Margaret Grant Reid (2 August 1912, Nottingham – 20 April 1974, Nottingham) was a British intelligence officer and consular official in Berlin and in Norway. She received the MBE for her work during the 1940 German invasion of Norway. She was a posthumous recipient of the British Hero of the Holocaust award as, in 1938 and 1939, she had saved Jewish lives by issuing documents that permitted people to travel from Nazi Germany.
Born in Nottingham on 2 August 1912, Margaret Grant Reid was a daughter of surgeon Alexander Christie Reid and Ellen Jane Shaw, a daughter of John Charles Grant, minister of St Andrew's Presbyterian Church, Nottingham. She was educated at Nottingham Girls' High School and studied modern languages at Girton College, Cambridge, graduating in 1934.[1]
Reid joined the Civil Service and, in 1938, was posted to the British Embassy in Berlin to work in the passport control office under Frank Foley. Reid arrived in Berlin shortly after Kristallnacht in November 1938 and the passport office was overwhelmed with applications for visas from Jewish families seeking to leave Germany. The embassy's passport control office issued visas that allowed thousands of Jews to emigrate. Reid often bent the rules for issuing visas; this was deliberately overlooked by the British Consul-General George Ogilvie-Forbes.[2] [3]

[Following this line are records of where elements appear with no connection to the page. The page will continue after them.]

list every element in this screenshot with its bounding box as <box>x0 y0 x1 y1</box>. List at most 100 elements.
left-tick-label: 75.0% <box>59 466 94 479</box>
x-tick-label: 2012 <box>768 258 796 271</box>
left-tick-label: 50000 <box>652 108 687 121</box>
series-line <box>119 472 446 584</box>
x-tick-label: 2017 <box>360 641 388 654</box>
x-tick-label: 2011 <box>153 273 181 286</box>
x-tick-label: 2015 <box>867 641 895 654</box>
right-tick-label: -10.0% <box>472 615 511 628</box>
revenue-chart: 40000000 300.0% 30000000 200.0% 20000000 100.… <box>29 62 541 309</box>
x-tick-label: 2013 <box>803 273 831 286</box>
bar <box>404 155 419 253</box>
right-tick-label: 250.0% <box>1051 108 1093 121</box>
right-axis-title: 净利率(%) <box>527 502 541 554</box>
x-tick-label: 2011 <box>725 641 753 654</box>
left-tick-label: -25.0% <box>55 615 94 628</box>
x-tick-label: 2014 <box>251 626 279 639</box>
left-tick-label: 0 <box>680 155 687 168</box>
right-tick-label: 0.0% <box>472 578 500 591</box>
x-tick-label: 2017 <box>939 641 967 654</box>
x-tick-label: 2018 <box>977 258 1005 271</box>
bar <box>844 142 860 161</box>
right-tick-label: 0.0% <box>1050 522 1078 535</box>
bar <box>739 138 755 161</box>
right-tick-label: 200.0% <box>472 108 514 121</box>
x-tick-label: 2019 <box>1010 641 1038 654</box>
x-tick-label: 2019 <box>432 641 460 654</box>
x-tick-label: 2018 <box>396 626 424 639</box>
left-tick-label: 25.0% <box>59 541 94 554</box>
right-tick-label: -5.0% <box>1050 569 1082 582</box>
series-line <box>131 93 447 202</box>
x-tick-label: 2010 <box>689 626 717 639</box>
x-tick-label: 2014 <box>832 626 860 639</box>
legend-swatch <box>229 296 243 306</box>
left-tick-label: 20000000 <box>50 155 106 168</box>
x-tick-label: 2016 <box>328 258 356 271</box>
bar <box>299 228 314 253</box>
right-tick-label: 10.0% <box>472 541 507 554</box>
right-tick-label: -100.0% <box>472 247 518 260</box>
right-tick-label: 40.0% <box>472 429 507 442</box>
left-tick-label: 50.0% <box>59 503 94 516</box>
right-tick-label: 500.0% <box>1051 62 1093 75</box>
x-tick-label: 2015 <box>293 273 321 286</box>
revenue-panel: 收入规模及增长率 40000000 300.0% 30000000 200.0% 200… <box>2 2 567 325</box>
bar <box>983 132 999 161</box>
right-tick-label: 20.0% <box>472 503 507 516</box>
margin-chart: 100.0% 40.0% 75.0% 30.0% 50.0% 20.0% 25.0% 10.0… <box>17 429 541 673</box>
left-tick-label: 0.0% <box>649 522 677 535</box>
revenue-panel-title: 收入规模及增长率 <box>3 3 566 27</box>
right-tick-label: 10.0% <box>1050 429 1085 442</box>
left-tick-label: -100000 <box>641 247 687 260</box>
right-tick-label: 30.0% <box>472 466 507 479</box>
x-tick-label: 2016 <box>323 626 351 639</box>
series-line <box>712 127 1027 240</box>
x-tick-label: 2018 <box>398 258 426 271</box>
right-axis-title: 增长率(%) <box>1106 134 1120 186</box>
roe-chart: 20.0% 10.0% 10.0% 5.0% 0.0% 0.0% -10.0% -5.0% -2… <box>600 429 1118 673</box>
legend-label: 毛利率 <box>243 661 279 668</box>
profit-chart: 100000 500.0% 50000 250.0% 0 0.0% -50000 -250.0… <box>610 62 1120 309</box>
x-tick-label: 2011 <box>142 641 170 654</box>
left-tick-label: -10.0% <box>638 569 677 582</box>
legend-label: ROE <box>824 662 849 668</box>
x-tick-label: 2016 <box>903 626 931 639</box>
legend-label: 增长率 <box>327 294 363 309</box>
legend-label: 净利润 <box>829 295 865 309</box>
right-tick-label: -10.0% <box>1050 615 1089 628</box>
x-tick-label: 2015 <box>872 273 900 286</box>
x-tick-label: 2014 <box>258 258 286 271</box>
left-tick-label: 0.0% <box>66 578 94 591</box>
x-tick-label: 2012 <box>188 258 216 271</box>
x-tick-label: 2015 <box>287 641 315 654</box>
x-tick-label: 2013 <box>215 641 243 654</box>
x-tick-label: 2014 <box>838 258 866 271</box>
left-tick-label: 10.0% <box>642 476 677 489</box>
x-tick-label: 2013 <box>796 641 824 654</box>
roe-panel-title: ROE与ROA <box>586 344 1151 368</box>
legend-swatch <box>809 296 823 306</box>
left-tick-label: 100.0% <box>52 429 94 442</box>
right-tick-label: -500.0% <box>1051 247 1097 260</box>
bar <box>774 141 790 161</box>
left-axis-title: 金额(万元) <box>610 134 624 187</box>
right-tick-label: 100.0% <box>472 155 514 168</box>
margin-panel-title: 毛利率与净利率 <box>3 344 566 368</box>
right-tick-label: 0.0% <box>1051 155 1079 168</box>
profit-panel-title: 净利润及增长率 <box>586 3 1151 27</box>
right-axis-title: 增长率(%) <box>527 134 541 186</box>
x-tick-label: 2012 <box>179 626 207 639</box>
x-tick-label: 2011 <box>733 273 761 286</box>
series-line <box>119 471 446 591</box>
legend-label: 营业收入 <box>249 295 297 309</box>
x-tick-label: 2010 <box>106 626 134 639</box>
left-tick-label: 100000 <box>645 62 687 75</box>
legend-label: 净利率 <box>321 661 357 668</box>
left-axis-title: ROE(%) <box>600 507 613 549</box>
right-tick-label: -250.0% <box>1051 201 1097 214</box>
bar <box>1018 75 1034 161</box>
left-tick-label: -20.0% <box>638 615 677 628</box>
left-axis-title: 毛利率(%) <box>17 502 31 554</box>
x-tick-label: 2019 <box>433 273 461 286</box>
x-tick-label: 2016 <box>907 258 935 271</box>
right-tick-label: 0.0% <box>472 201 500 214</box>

After the United Kingdom declaration of war on Germany in September 1939, Reid and Frank Foley were transferred to the Legation in Oslo. After Germany invaded Norway in April 1940, Foley, first secretary, and Reid, his private secretary and cipher clerk, withdrew from Oslo on 9 April 1940 and travelled north to Lillehammer, then to Åndalsnes. Before leaving Oslo, Foley and Reid burned the documents in the UK legation. Foley had a radio transmitter that allowed Norway's commander-in-chief, General Otto Ruge to maintain communication with London, independent of Norwegian landlines. Reid was a cipher expert who coded the messages sent to Britain. As the codebooks had been destroyed, she laboriously used the MI6 emergency code, a book cipher based on an 1865 edition of John Ruskin's Sesame and Lilies.[4] [5] [6] Foley and Reid were evacuated by the Royal Navy from Molde on HMT Ulster Prince on 1 May.[7] [8]
Reid was appointed a Member of the Most Excellent Order of the British Empire (MBE) for "her gallantry and devotion to duty during the evacuation from Norway" in the 1941 Birthday Honours, and she received the Norwegian Krigsmedaljen (War Medal) in 1942.[9]
In 1942 she married Lt Col. Edward Cuthbert de Renzy Martin, a MI6 section head; both died in 1974.
Her journal from the Norwegian campaign is held by the Imperial War Museum[10] and was published in Norway in 1980.[7] Other papers are in the University of Leeds.[11]
In January 2018 both Reid and George Ogilvie-Forbes were recipients of the British Hero of the Holocaust award for saving Jewish lives.[2] [3] Frank Foley was one of the first recipients in 2010. The Association of Jewish Refugees unveiled a plaque to honour the consular officials at the British Embassy in Berlin on 12 May 2020.[12]